Workers will bear brunt of Chrysler breakup
 
BY SAM MANUEL  
WASHINGTON, May 21—Through the sale of its Chrysler component just nine years after acquiring the U.S. company, German automaker Daimler-Benz is seeking to off-load $18 billion in health-care and pensions it would owe current and retired employees organized by the United Auto Workers (UAW) union.

UAW president Ronald Gettelfinger backed the sale in a May 14 statement, saying it “is in the best interests of our membership, the Chrysler Group and Daimler.” A month earlier Gettelfinger vowed the union would fight the sale because a private investor would “strip and flip” the company, selling its most valuable parts for a quick profit. The sale of Chrysler to the private equity investment outfit Cerberus Capital Management sets the stage for a new round of assaults on autoworkers. It also comes as the UAW prepares to enter contract negotiations this summer with the Big Three—Chrysler, General Motors, and Ford.

In February the merged company, DaimlerChrysler, announced it would cut 13,000 jobs and close all or part of four plants in its second restructuring. The same SUVs and trucks that generated huge profits for Chrysler in the 1990s became the source of equally large losses as gas prices surged in recent years. Last year 100,000 Chrysler vehicles piled up in storage lots, a big source of the company’s $1.5 billion loss in 2006.

Cerberus, which paid $7.4 billion for an 80 percent controlling stake in Chrysler, specializes in profiting from investments in troubled companies through rigorous cost-cutting and operational controls.

Last year Cerberus bought a majority share in General Motor’s financing arm and emerged at the head of an investment group to bring Delphi corporation out of bankruptcy. GM created Delphi as a separate company in 1999 from its former parts department. Cerberus announced it was pulling out of the Delphi deal after it could not reach agreement with the UAW on reduced wages and benefits.
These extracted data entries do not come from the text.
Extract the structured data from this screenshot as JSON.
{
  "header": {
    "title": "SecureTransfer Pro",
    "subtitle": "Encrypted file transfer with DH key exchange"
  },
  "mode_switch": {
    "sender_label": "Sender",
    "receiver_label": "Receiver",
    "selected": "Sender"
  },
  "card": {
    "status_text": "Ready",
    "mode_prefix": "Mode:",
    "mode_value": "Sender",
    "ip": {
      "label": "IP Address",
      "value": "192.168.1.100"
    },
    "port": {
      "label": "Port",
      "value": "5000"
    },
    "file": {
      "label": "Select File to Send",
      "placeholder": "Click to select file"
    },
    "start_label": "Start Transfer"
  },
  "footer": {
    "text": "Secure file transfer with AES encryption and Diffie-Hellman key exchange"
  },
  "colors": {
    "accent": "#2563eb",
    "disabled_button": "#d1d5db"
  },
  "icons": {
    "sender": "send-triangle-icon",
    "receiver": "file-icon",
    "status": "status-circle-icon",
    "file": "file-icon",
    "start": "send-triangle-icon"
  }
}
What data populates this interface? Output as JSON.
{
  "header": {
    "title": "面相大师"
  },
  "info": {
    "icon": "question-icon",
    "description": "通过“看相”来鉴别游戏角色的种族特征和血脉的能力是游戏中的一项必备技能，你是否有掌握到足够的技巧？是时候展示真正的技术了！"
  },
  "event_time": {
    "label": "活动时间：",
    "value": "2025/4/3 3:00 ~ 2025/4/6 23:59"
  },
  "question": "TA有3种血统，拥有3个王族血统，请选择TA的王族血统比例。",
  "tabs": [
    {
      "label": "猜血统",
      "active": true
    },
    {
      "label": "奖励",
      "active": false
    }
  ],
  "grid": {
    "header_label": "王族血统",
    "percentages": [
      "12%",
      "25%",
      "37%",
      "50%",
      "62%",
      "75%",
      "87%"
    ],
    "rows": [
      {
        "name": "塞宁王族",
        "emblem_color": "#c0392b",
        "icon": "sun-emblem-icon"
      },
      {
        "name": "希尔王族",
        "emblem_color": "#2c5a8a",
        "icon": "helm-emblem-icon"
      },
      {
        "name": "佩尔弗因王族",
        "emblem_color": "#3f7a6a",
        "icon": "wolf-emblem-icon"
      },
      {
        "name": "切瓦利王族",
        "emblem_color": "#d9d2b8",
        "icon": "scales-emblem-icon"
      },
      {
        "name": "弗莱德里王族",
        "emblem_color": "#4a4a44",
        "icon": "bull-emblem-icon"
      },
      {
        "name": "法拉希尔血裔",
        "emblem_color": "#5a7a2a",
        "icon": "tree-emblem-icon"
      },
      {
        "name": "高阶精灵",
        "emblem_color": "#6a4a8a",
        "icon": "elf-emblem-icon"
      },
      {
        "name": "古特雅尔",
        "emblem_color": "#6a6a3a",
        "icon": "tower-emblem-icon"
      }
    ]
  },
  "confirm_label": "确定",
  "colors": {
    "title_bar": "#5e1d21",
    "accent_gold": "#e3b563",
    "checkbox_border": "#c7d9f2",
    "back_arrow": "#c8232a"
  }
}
Rationalizing his change of mind on the Chrysler sale at a May 14 press conference, Gettelfinger said the union had no choice because Cerberus was the only company discussed during a four-hour meeting with company executives in Stuttgart, Germany. “The decision was made before we ever got there,” he said.

Cerberus chairman John Snow, former treasury secretary in the Bush administration, expressed his appreciation for Gettelfinger’s support saying, “Cerberus has a good record of working with companies that are organized. We respect the role of organized labor. We appreciate the support the UAW has given.”

Anthony Watson, an assembler at the Chrysler truck plant in Warren, Michigan, didn’t see it that way. “It makes me real nervous,” he told the New York Times.